The report found that objects like razors and batteries were not removed from suicidal prisoners’ cells, and three prisoners reported that correctional officers gave them razors “specifically to self-harm.”
In one instance, the report says, after a prisoner on mental health watch at Souza-Baranowski prison cut himself and had blood spurting from his arm, a correctional officer stood outside his door for 45 minutes before intervening. Another prisoner at Souza-Baranowski cut himself multiple times and said officers did not care. An MCI-Norfolk prisoner cut himself with paint debris on 15 separate days, all while on mental health watch.
Correctional officers assigned to constantly watch a prisoner would regularly fall asleep on duty, according to the report. It said some officers refuse to call for medical attention when a prisoner harms himself or intentionally delay calling. Prisoners report that officers actively taunt them to self-harm, for example, telling a prisoner who was cutting himself, “You can do better.”
One prisoner at MCI-Cedar Junction reported that he had been on mental health watch for close to 11 years – an assessment that a corrections official said sounded accurate – and had been let outside for recreation just six times. Correction officers watched the prisoner bang his head against the wall, drink his own urine, and try to kill himself – but had no plan for treating him and moving him to less harsh conditions.
Another patient, who spent 63 days on mental health watch at Souza-Baranowski, harmed himself 21 times during that period, including cutting up his stomach with a razor blade, then swallowing it.
The Department of Justice gave the Department of Correction a list of remedial actions that it is required to take to fix the problems. These include vastly improving mental health care for prisoners, hiring new mental health clinicians, providing more training for offices, bringing disciplinary actions against officers who fail to comply with policies, and improving the conditions for prisoners on mental health watch to minimize isolation and provide more privileges. The department, which cooperated with the investigation, will have 49 days to take those actions, or the federal agency could file a lawsuit.
Elizabeth Matos, executive director of Prisoners’ Legal Services, said the findings are not surprising. Matos noted that many prisoners enter the system having already undergone trauma. According to the report, 24 percent of the state prison population, or 2,100 prisoners, have serious mental illness.
“Access to mental health care is not only extremely limited inside jails and prisons, it is counter-therapeutic,” Matos said in an email. “People are routinely placed on mental health watch when they are experiencing a crisis, which is widely referred to as worse than solitary confinement.”

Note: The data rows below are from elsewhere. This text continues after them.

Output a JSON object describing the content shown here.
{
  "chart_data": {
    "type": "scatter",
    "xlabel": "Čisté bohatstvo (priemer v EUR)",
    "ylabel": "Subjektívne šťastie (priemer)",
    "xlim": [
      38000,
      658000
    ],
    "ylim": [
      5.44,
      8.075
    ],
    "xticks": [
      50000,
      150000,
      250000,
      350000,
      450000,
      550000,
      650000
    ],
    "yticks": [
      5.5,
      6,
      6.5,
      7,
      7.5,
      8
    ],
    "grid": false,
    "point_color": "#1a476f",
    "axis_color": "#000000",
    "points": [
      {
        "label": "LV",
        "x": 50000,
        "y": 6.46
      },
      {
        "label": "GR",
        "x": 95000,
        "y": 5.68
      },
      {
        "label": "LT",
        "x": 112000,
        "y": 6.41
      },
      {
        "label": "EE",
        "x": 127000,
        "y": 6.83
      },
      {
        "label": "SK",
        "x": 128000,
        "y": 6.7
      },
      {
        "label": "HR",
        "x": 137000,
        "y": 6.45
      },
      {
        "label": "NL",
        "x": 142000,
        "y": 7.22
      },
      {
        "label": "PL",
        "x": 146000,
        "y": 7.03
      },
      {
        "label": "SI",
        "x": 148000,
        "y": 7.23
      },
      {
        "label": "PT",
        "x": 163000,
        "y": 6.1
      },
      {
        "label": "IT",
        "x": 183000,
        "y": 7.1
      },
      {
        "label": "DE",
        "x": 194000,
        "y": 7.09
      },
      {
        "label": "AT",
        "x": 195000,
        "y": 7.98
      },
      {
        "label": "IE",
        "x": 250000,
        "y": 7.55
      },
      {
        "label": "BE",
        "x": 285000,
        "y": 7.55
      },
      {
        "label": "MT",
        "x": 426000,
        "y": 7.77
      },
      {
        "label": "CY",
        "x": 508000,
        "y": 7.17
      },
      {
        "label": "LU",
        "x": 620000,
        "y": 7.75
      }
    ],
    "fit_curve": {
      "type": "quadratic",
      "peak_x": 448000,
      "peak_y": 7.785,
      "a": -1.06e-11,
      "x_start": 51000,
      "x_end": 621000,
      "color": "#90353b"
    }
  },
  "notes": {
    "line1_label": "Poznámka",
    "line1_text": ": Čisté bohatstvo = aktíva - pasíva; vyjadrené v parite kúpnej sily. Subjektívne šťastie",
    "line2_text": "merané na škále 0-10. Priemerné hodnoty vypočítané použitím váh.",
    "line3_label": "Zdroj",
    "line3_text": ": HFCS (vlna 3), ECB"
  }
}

The investigation was conducted before the COVID-19 outbreak. Matos said since COVID-19 hit, her staff have seen prisoners’ mental health decline due to lockdowns, limited family contact, lack of access to programming and treatment, and the threat of contracting the coronavirus. Incidents of self-harm and suicidality have increased, she said. Prisoners’ Legal Services has been advocating for the department to release prisoners due to the pandemic.
Carol Rose, executive director of the ACLU of Massachusetts, said similarly that while the ACLU is “deeply concerned” by the findings, it is not surprised. “Far too many people are incarcerated in conditions that threaten their health, safety, and human dignity on a daily basis,” Rose said in a statement. “From providing adequate mental health care to slowing the spread of COVID-19, Massachusetts must do more to save the lives of people in jails and prisons.”